После финальной фразы послать назойливого полицейского куда подальше было невозможно. Арбитриум 14, то есть «Еретические действия»…
— Выражайте свои мысли яснее!
— Они вели яростный огонь, но были убиты не пулевым или лучевым оружием. На месте схватки мы не нашли даже фрагментов от вражеских трупов. Подкрепление пришло менее, чем через час, но тела чистильщиков уже начали разлагаться. И… детали амуниции и брони, их словно в кислоте полоскали.
— Понял. Вы что — нибудь трогали, меняли, переносили с места происшествия?
— Нет.
— Оцепить, охранять, полностью изолировать от внешней среды. Приготовьте все для развертывания полевой лаборатории — закрытое помещение с холодильными установками, энергию и связь. Полный карантин для всех, кто хотя бы приблизился к месту происшествия. Ждите, мы будем в течение трех часов.
Глава 2
Колонна из пяти чёрных бронированных грузовиков мчалась по заснеженному шоссе, и вихри грязного серого снега вились кругом, словно их вздымали ведьмины метлы. Дживс изначально настаивала на «Камморе». Двухроторный геликоптер доставил бы группу до Танбранда меньше чем за полчаса, но Сименсен приказал взять эскорт из тридцати бойцов, а также оборудование для углубленного дознания. В глубине души стажёр признавала правоту Арбитра, но это не мешало девушке тихо и незаметно возмущаться задержкой ее первого расследования.
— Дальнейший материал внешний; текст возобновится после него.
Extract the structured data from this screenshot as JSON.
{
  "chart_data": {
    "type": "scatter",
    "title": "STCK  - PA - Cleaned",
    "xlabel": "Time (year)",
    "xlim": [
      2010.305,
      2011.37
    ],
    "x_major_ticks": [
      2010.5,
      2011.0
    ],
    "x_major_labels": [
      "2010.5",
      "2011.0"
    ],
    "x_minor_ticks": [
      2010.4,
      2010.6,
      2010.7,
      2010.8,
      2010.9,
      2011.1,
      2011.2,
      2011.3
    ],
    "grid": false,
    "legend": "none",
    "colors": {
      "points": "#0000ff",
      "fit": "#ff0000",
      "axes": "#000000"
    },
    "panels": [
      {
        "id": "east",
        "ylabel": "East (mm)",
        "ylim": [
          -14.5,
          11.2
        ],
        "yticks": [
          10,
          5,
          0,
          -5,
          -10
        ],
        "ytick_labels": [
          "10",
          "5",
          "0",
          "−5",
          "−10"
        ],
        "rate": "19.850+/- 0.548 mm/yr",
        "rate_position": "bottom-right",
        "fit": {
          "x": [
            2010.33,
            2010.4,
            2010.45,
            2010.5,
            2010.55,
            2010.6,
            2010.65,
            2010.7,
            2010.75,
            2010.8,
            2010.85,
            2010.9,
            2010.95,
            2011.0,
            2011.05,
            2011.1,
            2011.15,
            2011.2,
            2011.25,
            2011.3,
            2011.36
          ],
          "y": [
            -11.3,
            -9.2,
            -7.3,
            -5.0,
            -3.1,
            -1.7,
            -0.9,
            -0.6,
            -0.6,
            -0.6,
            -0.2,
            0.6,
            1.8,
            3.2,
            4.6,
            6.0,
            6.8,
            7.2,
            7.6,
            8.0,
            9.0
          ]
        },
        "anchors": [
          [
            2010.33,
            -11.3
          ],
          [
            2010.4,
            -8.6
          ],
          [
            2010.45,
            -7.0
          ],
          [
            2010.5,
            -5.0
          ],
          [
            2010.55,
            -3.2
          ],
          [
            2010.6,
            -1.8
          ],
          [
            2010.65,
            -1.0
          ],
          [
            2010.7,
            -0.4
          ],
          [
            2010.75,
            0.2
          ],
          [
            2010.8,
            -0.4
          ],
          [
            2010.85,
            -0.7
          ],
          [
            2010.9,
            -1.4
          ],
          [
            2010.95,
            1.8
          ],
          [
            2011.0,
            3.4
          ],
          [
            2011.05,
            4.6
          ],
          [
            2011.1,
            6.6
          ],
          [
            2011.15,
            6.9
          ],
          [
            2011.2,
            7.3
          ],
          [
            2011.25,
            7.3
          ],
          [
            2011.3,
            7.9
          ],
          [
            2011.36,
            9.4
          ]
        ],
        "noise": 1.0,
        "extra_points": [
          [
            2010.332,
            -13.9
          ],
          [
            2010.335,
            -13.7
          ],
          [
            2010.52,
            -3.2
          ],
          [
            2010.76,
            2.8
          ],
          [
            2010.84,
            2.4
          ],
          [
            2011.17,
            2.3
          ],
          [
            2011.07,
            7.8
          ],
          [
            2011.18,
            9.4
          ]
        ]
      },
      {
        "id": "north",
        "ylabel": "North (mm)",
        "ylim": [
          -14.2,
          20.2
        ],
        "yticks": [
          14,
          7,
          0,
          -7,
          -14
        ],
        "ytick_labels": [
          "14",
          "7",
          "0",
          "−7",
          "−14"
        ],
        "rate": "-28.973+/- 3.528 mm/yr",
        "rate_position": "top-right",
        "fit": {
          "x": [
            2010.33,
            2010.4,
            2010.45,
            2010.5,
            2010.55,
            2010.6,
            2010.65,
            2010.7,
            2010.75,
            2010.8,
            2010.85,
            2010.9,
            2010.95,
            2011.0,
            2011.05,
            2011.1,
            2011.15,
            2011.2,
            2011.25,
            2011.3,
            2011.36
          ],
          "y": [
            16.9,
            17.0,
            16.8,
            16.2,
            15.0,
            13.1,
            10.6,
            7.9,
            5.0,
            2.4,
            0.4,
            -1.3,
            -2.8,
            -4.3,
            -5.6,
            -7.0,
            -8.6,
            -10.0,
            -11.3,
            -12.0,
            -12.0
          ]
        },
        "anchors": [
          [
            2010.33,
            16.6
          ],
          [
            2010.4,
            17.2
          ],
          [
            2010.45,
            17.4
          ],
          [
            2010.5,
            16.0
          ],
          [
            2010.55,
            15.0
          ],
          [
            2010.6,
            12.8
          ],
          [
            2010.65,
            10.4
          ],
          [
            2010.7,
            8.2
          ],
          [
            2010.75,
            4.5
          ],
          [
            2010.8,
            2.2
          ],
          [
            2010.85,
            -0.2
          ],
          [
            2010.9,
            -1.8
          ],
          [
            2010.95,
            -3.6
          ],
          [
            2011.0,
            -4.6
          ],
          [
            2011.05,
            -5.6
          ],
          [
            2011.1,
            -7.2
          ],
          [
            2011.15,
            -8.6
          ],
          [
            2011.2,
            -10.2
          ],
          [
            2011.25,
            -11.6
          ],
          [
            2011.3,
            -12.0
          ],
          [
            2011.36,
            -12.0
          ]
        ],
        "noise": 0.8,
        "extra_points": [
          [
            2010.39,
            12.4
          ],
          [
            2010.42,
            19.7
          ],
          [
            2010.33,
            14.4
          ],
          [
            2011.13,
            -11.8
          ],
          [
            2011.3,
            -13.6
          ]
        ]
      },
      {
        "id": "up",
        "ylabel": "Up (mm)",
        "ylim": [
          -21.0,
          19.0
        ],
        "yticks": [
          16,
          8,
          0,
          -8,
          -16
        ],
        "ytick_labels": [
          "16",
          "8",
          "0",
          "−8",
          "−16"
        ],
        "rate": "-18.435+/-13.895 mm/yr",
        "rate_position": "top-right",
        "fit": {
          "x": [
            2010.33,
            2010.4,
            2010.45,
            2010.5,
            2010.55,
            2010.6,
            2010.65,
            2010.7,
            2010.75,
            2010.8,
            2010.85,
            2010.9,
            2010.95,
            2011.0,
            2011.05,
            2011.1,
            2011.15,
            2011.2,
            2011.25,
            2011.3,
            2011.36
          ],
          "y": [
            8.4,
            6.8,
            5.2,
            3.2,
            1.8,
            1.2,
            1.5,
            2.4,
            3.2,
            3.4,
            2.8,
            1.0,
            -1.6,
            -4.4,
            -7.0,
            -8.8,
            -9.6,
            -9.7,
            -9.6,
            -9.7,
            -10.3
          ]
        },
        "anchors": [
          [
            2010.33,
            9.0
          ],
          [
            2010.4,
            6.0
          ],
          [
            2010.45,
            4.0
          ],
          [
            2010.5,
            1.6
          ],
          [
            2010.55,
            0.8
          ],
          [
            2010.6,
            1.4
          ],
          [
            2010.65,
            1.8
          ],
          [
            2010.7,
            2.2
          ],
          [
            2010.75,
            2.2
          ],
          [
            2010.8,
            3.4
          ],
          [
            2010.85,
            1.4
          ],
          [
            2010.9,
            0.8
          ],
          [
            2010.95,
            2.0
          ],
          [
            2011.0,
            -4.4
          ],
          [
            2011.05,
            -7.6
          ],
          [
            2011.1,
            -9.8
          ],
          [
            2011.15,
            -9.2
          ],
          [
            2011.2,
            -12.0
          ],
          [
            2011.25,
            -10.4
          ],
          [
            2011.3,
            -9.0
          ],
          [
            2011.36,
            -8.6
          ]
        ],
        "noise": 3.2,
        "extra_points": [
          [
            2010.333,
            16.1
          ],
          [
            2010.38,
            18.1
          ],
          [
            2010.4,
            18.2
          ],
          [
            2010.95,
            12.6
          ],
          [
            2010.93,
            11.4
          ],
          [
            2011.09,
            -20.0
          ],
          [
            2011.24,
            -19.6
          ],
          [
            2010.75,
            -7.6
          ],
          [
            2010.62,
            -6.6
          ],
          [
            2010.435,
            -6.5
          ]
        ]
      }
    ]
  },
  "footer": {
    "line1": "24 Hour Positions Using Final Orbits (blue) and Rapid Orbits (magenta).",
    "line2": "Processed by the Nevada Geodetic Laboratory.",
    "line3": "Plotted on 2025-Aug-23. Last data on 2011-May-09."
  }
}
Она украдкой взглянула на командира. Владимир Боргар Сименсен сидел в кресле у борта грузовика, рядом с оружейной стойкой. Арбитр откинул голову на мягкий валик за спинкой и о чем — то думал, полуприкрыв глаза. Владимир был личностью колоритной и запоминающейся — высокий, широкий в плечах, никогда не снимающий бронекостюма, подогнанного точно по фигуре. Черты лица крупные, но при этом строго очерченные. Несмотря на обычную во всех мирах моду милитаров на короткие стрижки — для гигиены, и чтобы нельзя было схватить за волосы — Арбитр лелеял длинную аккуратную прическу с тщательно уложенной челкой. Боргар происходил из мира с очень специфичным составом атмосферы, фильтрующей солнечные лучи, поэтому зрачки бледно — голубых глаз сверкали так, что казалось, будто Арбитр постоянно готов заплакать. На самом же деле Боргару были чужды и слезы, и вообще любая форма сострадания к кому — либо.